I was contacted a few weeks ago by a hospice social worker who wanted information on how her patient and his family could make this final donation. I was stymied, but took to the Parkinson’s chat rooms and found several options. Only one was really viable for someone in Idaho, The Harvard Brain Bank.
The patient MUST fill out a form in advance, and MUST make sure family, hospitals/nursing homes know their wishes, and that the local funeral home is also aware of what the process is. There are several hospitals in the state with the capability to do this. THERE IS NO CHARGE TO THE FAMILY FOR THIS DONATION! (Although I was warned some funeral homes charge an extra “delivery fee” to make the side trip to the hospital for the brain harvesting procedure). Time is of the essence in this process.

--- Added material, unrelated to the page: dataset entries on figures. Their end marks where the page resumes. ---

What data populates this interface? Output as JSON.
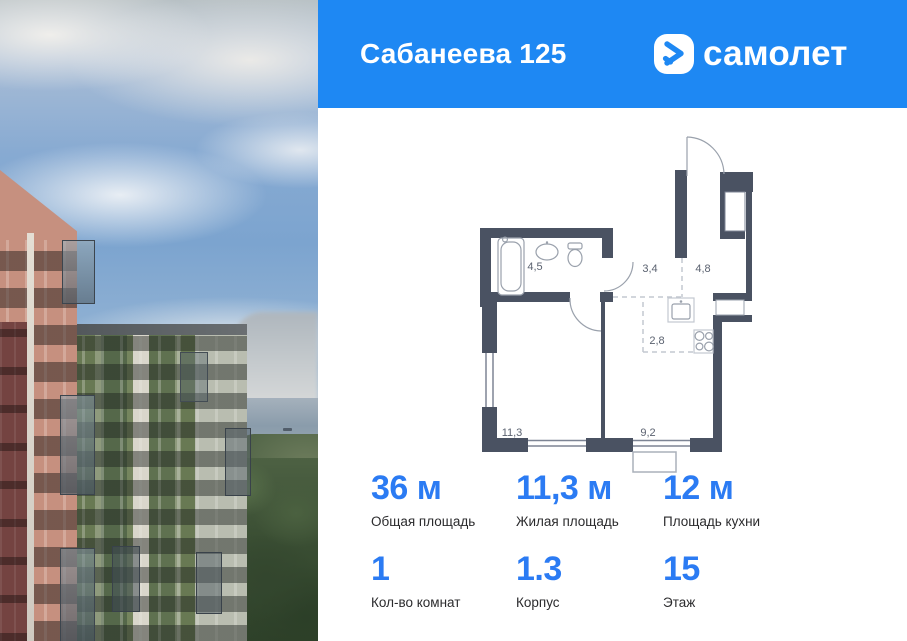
{
  "header": {
    "title": "Сабанеева 125",
    "brand": "самолет"
  },
  "floorplan": {
    "rooms": [
      {
        "name": "bathroom",
        "area": "4,5"
      },
      {
        "name": "hallway",
        "area": "3,4"
      },
      {
        "name": "entrance-room",
        "area": "4,8"
      },
      {
        "name": "kitchen-zone",
        "area": "2,8"
      },
      {
        "name": "living-room",
        "area": "11,3"
      },
      {
        "name": "kitchen-living",
        "area": "9,2"
      }
    ]
  },
  "stats": {
    "cells": [
      {
        "value": "36 м",
        "label": "Общая площадь"
      },
      {
        "value": "11,3 м",
        "label": "Жилая площадь"
      },
      {
        "value": "12 м",
        "label": "Площадь кухни"
      },
      {
        "value": "1",
        "label": "Кол-во комнат"
      },
      {
        "value": "1.3",
        "label": "Корпус"
      },
      {
        "value": "15",
        "label": "Этаж"
      }
    ]
  },
  "colors": {
    "header_blue": "#1e88f3",
    "accent_blue": "#2b7bf3",
    "wall_color": "#4a5262"
  }
}
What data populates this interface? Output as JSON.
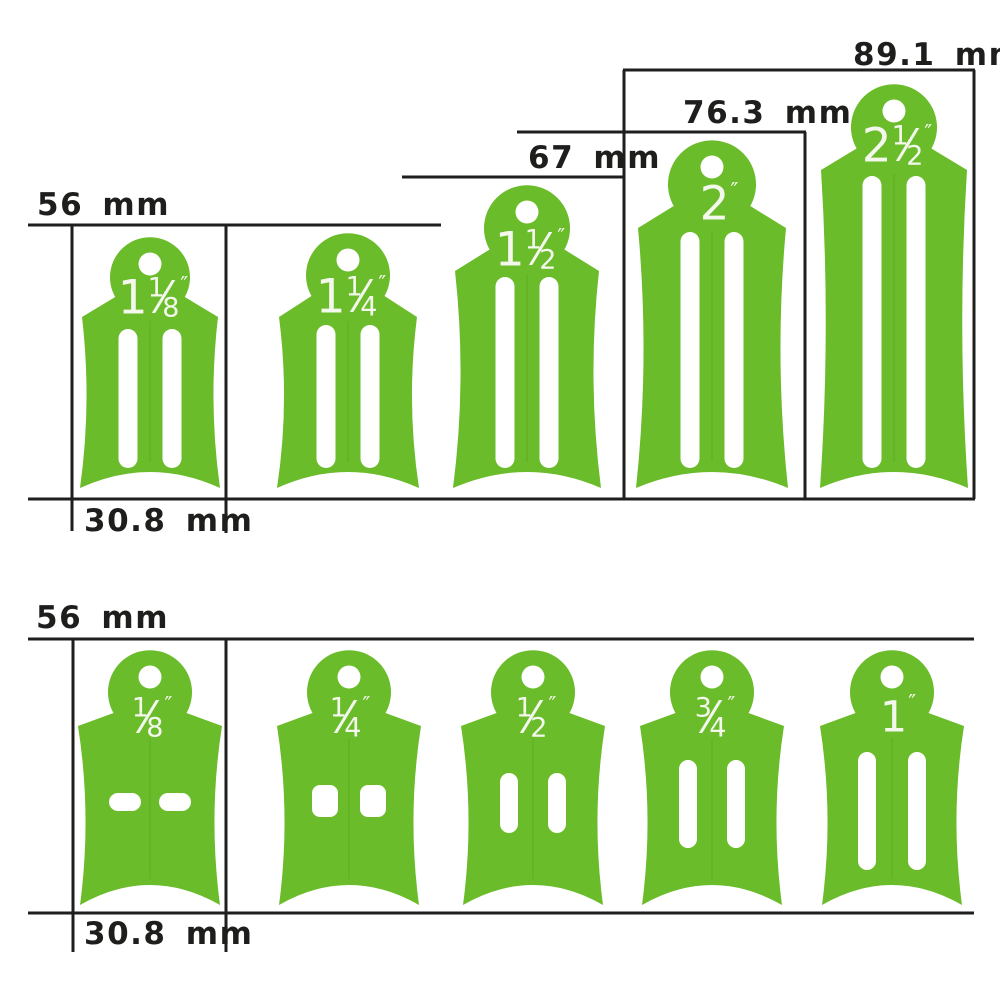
{
  "diagram": {
    "description": "Strap-width buckle size templates with dimensions",
    "top_row": {
      "dim_labels": {
        "height_56": "56 mm",
        "height_67": "67 mm",
        "height_76": "76.3 mm",
        "height_89": "89.1 mm",
        "width_30": "30.8 mm"
      },
      "tags": [
        {
          "whole": "1",
          "num": "1",
          "slash": "⁄",
          "den": "8",
          "unit": "″"
        },
        {
          "whole": "1",
          "num": "1",
          "slash": "⁄",
          "den": "4",
          "unit": "″"
        },
        {
          "whole": "1",
          "num": "1",
          "slash": "⁄",
          "den": "2",
          "unit": "″"
        },
        {
          "whole": "2",
          "num": "",
          "slash": "",
          "den": "",
          "unit": "″"
        },
        {
          "whole": "2",
          "num": "1",
          "slash": "⁄",
          "den": "2",
          "unit": "″"
        }
      ]
    },
    "bottom_row": {
      "dim_labels": {
        "height_56": "56 mm",
        "width_30": "30.8 mm"
      },
      "tags": [
        {
          "whole": "",
          "num": "1",
          "slash": "⁄",
          "den": "8",
          "unit": "″"
        },
        {
          "whole": "",
          "num": "1",
          "slash": "⁄",
          "den": "4",
          "unit": "″"
        },
        {
          "whole": "",
          "num": "1",
          "slash": "⁄",
          "den": "2",
          "unit": "″"
        },
        {
          "whole": "",
          "num": "3",
          "slash": "⁄",
          "den": "4",
          "unit": "″"
        },
        {
          "whole": "1",
          "num": "",
          "slash": "",
          "den": "",
          "unit": "″"
        }
      ]
    },
    "colors": {
      "tag_green": "#6abc2a",
      "seam_green": "#57a31f",
      "line_ink": "#1e1e1c",
      "label_white": "#f3f7ec",
      "background": "#ffffff"
    }
  }
}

But I guess you could say time is of the essence for all of us…those with Parkinson’s and those who have loved ones who suffer from this disease. To the family that reached out, know that you are in my thoughts as you reach the end of this journey with your Husband/Dad/Brother/Grandpa/Cousin/Friend. I grieve with you, and thank you for thinking of others during this painful time.
Now if you’ll excuse me, I have some pre-registration forms to fill out. (FYI they need non-Parkinson’s brains too).